En témoignent les soubresauts politiques, les jacqueries paysannes, la révolte de mai 1968, les crises de l’Ecole et de l’Université etc. L’Ouverture démocratique, arrachée par les fractions de la couche supérieure de la petite bourgeoisie urbaine et périurbaine, n’a pas produit l’effet de containment escompté sur la majeure partie d’une classe politique arrivée à maturité sous la férule de celui qui désormais passera pour l’accoucheur de changement. C’est, en effet, en 1974, qu’un certain Maître Wade est entré en scène, impulsant un effet cathartique au mouvement de libération nationale. Avec l’introduction de nouvelles modalités, la médiation de la lutte pour l’indépendance, pour le progrès et la justice sociale, revêtira les habits du Sopi. Concept-slogan et porte-étendard des aspirations profondes de notre peuple à la dignité recouvrée, fédérant les stratégies de lutte politique clandestine et de l’expression citoyenne, le Sopi s’est joué des catégories doctrinales et des classifications que la réalité, rétive à la caporalisation, a reléguées au rang de joutes de salon et de rhétorique stérilisante. Ainsi, les idéologies de droite comme de gauche ont eu maille à partir avec les exigences d’une lutte rédemptrice, à l’assaut d’un système, qui, à force de lifting, a fini par craqueler de toutes parts.

La nouvelle étape, propice au jaillissement d’une conscience citoyenne subséquente au procès historique, infléchira le cours politique avec l’émergence de nouvelles formes de luttes politiques et sociales dont les échos, prolongés par les médias, retentiront jusqu’aux coins les plus reculés du pays.

Finis les monologues parallèles entre hiérarques confinés dans l’isolement urbain, mondain de l’establishment de la capitale.

Les populations, se réappropriant les débats, indiqueront la voie à suivre pour plus d’efficacité politique, hors des débats politiciens et nombrilistes. Les coalitions imposées par les citoyens-électeurs, désormais conscients de leur rôle et de leur force, viendront à bout d’un système gangrené par l’immobilisme, la gabegie et un fort sentiment d’impunité né du mépris.

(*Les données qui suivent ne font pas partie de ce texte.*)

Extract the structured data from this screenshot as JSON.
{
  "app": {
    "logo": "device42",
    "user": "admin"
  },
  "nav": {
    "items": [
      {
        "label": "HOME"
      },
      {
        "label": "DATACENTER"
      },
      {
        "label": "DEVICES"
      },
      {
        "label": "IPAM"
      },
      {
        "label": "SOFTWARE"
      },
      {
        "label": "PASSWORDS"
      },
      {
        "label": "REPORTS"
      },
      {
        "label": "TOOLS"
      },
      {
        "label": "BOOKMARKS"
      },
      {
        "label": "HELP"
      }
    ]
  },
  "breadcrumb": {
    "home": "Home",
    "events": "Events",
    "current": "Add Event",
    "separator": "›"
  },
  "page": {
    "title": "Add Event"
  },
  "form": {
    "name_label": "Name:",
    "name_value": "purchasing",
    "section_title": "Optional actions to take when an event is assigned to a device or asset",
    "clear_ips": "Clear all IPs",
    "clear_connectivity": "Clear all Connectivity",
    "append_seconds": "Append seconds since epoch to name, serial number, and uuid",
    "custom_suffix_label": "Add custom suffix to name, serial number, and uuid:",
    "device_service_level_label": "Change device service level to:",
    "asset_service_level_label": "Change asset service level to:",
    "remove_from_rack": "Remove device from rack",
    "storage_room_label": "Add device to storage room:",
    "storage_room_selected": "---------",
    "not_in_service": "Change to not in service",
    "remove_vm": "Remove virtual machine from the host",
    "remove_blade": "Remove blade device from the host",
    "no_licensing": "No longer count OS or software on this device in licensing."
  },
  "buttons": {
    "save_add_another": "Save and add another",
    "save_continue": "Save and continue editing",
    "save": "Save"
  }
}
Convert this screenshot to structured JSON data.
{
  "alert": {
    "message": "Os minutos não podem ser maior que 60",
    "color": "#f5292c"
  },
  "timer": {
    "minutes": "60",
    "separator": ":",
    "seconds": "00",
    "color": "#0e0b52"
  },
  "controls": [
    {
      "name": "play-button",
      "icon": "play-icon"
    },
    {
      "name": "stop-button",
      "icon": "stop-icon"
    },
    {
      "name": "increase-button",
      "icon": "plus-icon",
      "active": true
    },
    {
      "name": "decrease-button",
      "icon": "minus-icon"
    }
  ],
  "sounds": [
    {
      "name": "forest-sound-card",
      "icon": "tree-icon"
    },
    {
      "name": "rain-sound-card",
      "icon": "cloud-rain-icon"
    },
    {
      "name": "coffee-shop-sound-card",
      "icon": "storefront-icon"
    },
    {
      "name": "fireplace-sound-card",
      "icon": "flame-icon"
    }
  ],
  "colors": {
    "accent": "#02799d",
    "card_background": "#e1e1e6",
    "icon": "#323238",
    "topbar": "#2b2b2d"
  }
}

Ou plutôt de la méprise, quant à la nature véritable de ce qui apparaissait comme une sorte d’enfermement fataliste prêté aux Sénégalais.

C’est ce processus de l’Apparent et du Réel qu’explore cet Essai politique sur l’Alternance, première œuvre (fort réussie !) de systématisation de la longue marche des Sénégalais et des Sénégalaises vers la citoyenneté reconquise plus d’un siècle après Ahmadou Bamba, Lat Dior DIOp et, plus proches de nous, Lamine Senghor, Aline Diatta Sitoye.

Les auteurs n’en sont pas à leur coup d’essai. Enseignant l’un à Saint-Louis (du Sénégal), l’autre à Dakar, leur production sur les expériences démocratiques en cours sur le continent fera date notamment avec l’ouvrage magistral Africanisme et théorie du projet social (Edition L’Harmattan).

Intellectuels organiques, dans le sens gramscien du concept, ils nous offrent, cerise sur le gâteau, cet essai qui prolonge aux pédagogie et esprit de suite, la réflexion engagée dans la première œuvre. Chronique d’une Alternance accouchée, cet ouvrage démasque et démaquille une réalité complexe et propose un regard filtrant sur ce que les auteurs qualifient eux-mêmes de révolution sociale (qui) ouvre enfin les horizons des possibles en autorisant le rêve, c’est-à-dire l’espérance.

Ce qui nous amène bien loin d’une alternance conçue comme une simple rotation. Les insurgés devront bien s’en rendre compte en approfondissant la réflexion et surtout, en prouvant le mouvement en marchant. »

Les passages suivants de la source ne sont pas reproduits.